The concern is on the other side of the ball where the Bears have slipped from formidable to forgettable. They keep rolling the same guys out there -- only Tank Johnson, Hunter Hillenmeyer and Mike Brown are gone from the 2006 starters -- but with diminishing returns.
The Bears didn’t generate a ton of pressure in 2008 (28 sacks) and that led to teams throwing with impunity on them (622 attempts, 3,859 yards). That, despite the fact teams weren’t trying to rally from big deficits against Chicago. The Bears need to get a better push up front to stem that tide.
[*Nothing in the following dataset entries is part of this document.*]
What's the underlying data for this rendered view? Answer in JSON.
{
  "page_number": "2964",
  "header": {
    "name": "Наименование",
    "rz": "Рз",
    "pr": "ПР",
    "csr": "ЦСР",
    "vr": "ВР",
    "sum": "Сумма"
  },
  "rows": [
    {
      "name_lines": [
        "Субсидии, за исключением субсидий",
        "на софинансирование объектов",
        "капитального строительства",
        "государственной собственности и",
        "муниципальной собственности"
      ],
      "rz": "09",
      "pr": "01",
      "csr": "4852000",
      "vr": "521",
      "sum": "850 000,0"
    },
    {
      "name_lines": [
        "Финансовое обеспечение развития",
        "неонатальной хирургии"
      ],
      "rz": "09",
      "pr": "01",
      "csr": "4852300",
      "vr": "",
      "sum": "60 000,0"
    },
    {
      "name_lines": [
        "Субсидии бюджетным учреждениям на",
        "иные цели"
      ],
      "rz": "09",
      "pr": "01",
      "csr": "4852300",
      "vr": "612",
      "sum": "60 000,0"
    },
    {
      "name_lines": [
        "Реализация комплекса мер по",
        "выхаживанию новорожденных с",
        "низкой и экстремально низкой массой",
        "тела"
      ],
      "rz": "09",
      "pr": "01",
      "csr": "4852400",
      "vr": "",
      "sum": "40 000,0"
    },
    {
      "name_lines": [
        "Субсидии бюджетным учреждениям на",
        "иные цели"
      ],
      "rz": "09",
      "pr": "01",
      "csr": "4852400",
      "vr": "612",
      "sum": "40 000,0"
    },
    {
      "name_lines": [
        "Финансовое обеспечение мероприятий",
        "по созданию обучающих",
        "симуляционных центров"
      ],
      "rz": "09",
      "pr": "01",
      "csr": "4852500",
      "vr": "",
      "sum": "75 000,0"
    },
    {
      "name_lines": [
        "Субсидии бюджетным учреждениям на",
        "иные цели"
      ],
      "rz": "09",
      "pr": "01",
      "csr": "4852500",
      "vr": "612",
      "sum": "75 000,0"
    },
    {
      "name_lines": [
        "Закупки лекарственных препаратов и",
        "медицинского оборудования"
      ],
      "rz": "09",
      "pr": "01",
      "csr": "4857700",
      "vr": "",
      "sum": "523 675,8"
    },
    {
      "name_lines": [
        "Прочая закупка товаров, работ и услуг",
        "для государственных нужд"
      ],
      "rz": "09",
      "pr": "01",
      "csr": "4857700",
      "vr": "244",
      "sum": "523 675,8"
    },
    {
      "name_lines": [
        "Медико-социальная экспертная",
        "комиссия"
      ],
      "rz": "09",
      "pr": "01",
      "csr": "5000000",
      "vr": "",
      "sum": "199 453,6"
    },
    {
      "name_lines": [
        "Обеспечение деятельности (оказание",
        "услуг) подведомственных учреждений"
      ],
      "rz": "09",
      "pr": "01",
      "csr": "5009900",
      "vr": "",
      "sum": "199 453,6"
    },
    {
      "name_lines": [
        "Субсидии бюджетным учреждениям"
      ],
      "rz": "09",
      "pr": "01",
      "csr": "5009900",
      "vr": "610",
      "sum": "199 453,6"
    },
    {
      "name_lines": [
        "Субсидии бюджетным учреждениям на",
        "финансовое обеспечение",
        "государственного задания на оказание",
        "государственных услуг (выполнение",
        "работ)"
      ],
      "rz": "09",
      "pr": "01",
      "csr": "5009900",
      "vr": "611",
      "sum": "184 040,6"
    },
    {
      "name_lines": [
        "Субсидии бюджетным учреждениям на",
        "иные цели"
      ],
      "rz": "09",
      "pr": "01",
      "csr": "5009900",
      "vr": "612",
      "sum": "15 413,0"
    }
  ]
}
They also need to cross their fingers and hope that the secondary remains healthy, an ongoing concern the past few years.
The NFC North is going to be one of the league’s most intriguing divisions in 2009. With Cutler in Chicago, Brett Favre in Minnesota, Favre’s replacement Aaron Rodgers in Green Bay and young Matthew Stafford running the show in Detroit, the whole division might go from boring to interesting.
And if Cutler makes the impact many expect him to, the Bears might be going from mediocre back to the elite.
Key player: Brian Urlacher. If the Bears can’t get back to where they were on defense, it’s not going to really matter how wondrous Cutler’s throwing ability is. They need Urlacher to roll back the clock and be the best middle linebacker in the league again.
Rookie to watch: Juaquin Iglesias. The 99th overall pick, Iglesias caught 8 passes for 130 yards and a touchdown in the preseason. Iglesias, from Oklahoma, and Johnny Knox from Abilene Christian are a nice little rookie receiving duo.
Best veteran acquisition: Cutler. They gave up a significant amount to get him, but unless Orton or one of the picks sent to Denver was going to emerge as a player with top-five talent at quarterback, it was a good move.
Key game: Week Two vs. Pittsburgh. Going against the NFL’s best defense, we’ll all get a look at how far Cutler and the Bears offense has to go.